Davis stared at the person who used to be his partner.
She sat in a wheelchair. Her legs were bound closed and then tied to the frame of the chair. Her arms looked as if they were resting on the armrests, but those too were bound tightly. Each hand was encased in a strange glove with several wires coming from each to a monitor which was attached to the back of the chair. A thick leather strap encircled her neck and was pulled tight, keeping her head slightly tilted back in a position that looked just the wrong side of uncomfortable. The lower half of her face was covered with a mask that prevented her nose, mouth and especially teeth from showing. Her eyes glared at Davis. They were cruel and malignant. There was nothing in them of the intelligent, if a bit naive, woman that he had known not too long ago.
Behind the chair, some three or four feet back, pushing via a custom set of handles, was a low level tech. He looked incredibly nervous.

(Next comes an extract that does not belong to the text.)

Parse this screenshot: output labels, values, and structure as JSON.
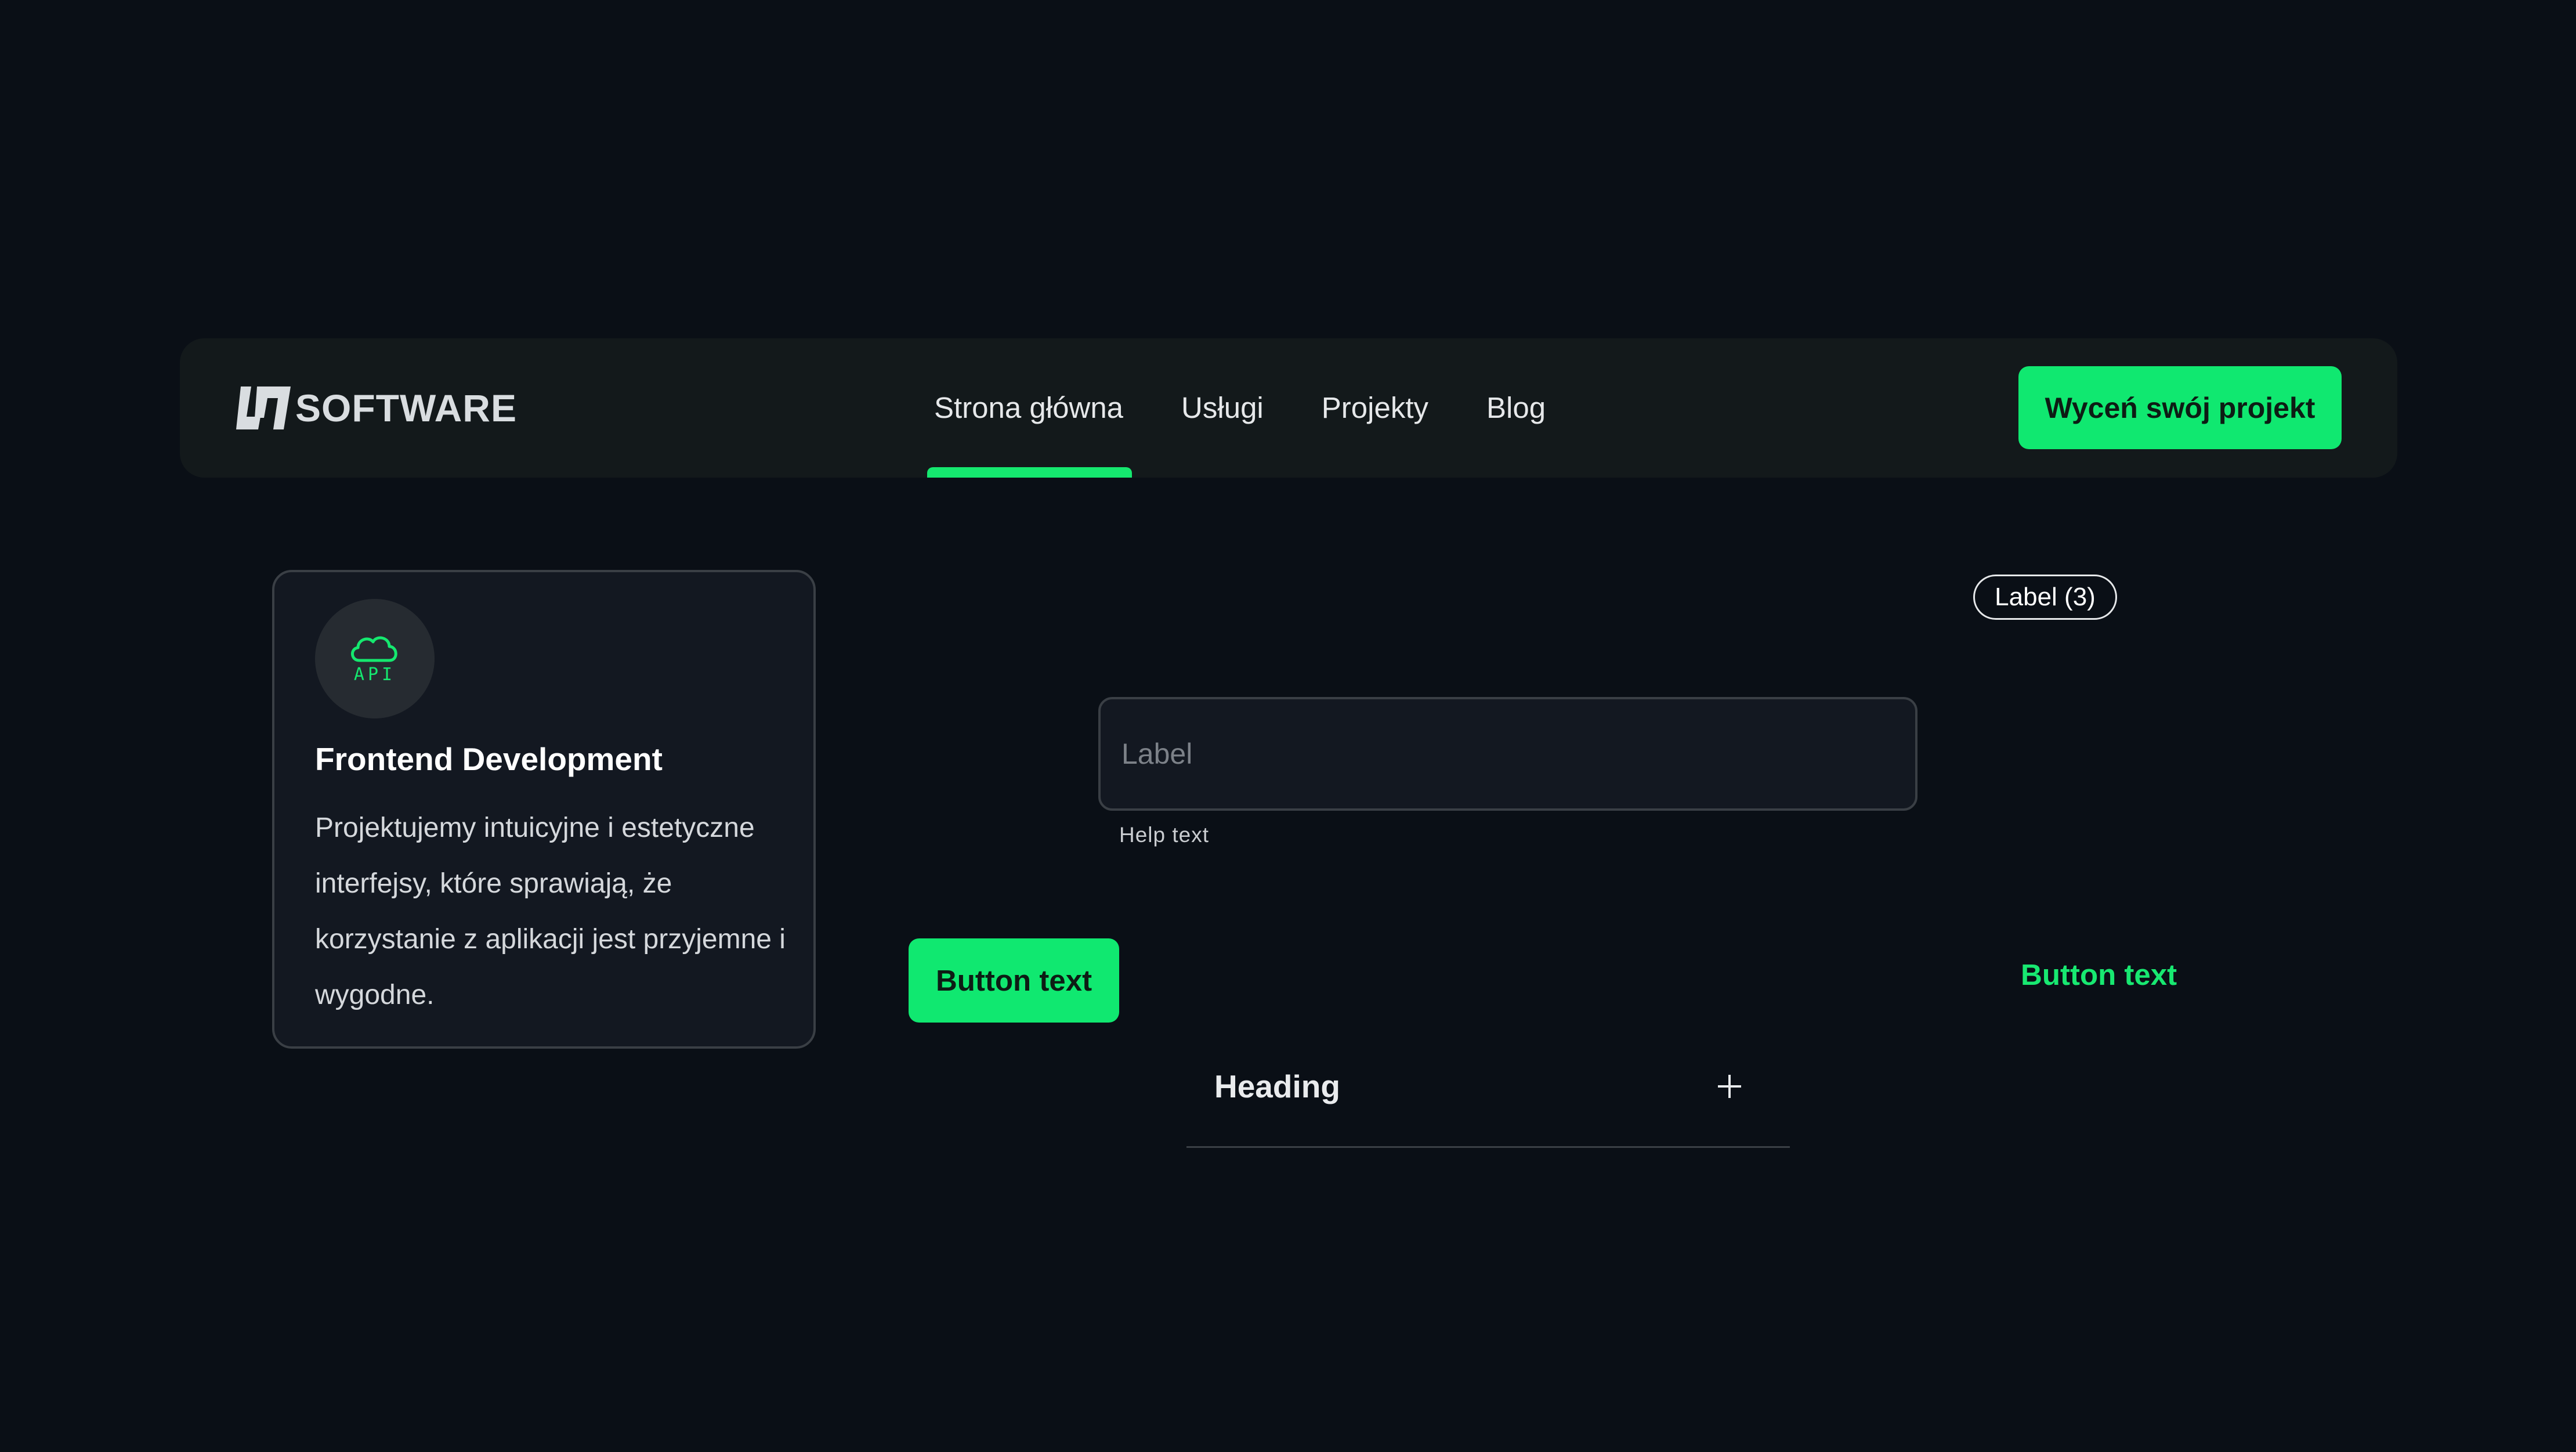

“Well?” Davis asked the tech.
“She was cooperative this morning, Sir,” the tech replied, walking around towards the analyst, giving the chair a wide berth to hand him a clipboard. Her eyes never left Davis though.

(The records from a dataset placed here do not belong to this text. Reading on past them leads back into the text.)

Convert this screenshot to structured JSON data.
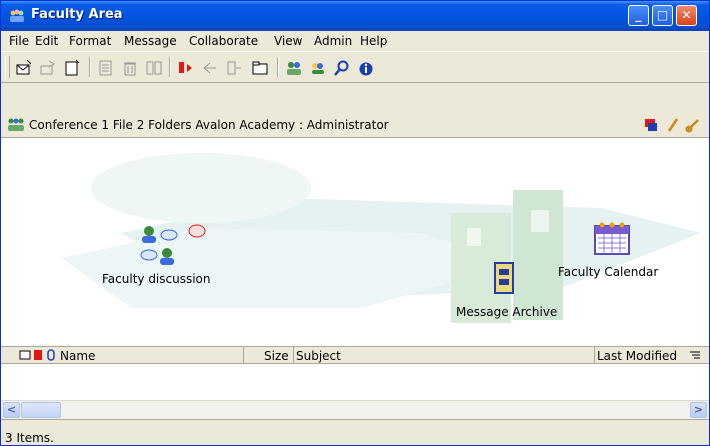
{
  "window": {
    "title": "Faculty Area",
    "minimize": "_",
    "maximize": "□",
    "close": "✕"
  },
  "menu": [
    "File",
    "Edit",
    "Format",
    "Message",
    "Collaborate",
    "View",
    "Admin",
    "Help"
  ],
  "toolbar": {
    "icons": [
      "new-message-icon",
      "reply-icon",
      "new-document-icon",
      "edit-icon",
      "delete-icon",
      "move-icon",
      "send-flag-icon",
      "forward-icon",
      "reply-all-icon",
      "folder-icon",
      "people-icon",
      "who-icon",
      "find-icon",
      "info-icon"
    ]
  },
  "infobar": {
    "text": "Conference   1 File  2 Folders   Avalon Academy : Administrator",
    "icons": [
      "conference-icon",
      "flag-icon",
      "pencil-icon",
      "key-icon"
    ]
  },
  "canvas": {
    "items": [
      {
        "label": "Faculty discussion",
        "icon": "discussion-icon"
      },
      {
        "label": "Message Archive",
        "icon": "archive-cabinet-icon"
      },
      {
        "label": "Faculty Calendar",
        "icon": "calendar-icon"
      }
    ]
  },
  "columns": {
    "name": "Name",
    "size": "Size",
    "subject": "Subject",
    "last_modified": "Last Modified"
  },
  "scroll": {
    "left": "<",
    "right": ">"
  },
  "status": {
    "text": "3 Items."
  },
  "colors": {
    "title_bar": "#0053e1",
    "chrome": "#ece9d8"
  }
}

“She isnt after you,” Davis said by way of comfort. “She knows that Im the only one who knows where her friends are and why she cant hear them anymore.”
At the mention of the other vampires, both men saw her put strain on the straps and bindings that held her to the chair. On the monitor behind her, a small beeping started, slow and irregular.

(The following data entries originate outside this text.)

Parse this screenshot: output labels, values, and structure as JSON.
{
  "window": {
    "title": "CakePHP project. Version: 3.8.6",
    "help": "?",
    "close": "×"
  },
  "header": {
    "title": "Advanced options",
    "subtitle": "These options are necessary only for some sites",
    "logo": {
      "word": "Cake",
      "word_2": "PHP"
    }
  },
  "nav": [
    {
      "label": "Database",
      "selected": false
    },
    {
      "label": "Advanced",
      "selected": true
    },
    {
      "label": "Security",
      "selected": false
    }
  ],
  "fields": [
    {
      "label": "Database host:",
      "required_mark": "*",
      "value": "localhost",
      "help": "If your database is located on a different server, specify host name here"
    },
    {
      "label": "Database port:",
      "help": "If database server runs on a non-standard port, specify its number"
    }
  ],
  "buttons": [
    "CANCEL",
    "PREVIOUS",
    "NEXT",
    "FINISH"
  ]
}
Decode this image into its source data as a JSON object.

“She also knows that if she tries anything, her friends will go away and she wont get to talk to them again. Also,” he added, patting the sidearm that could clearly be seen beneath his coat. “Im prepared for anything else.”
She relaxed again and the beeping ceased. The look in her eyes only became angrier.
“Oh calm down,” Davis said, rolling his eyes at her and then turning his attention to the clipboard. “You cant do anything to me in here. Even if you did escape. Trust me, we’ve thought of literally everything.”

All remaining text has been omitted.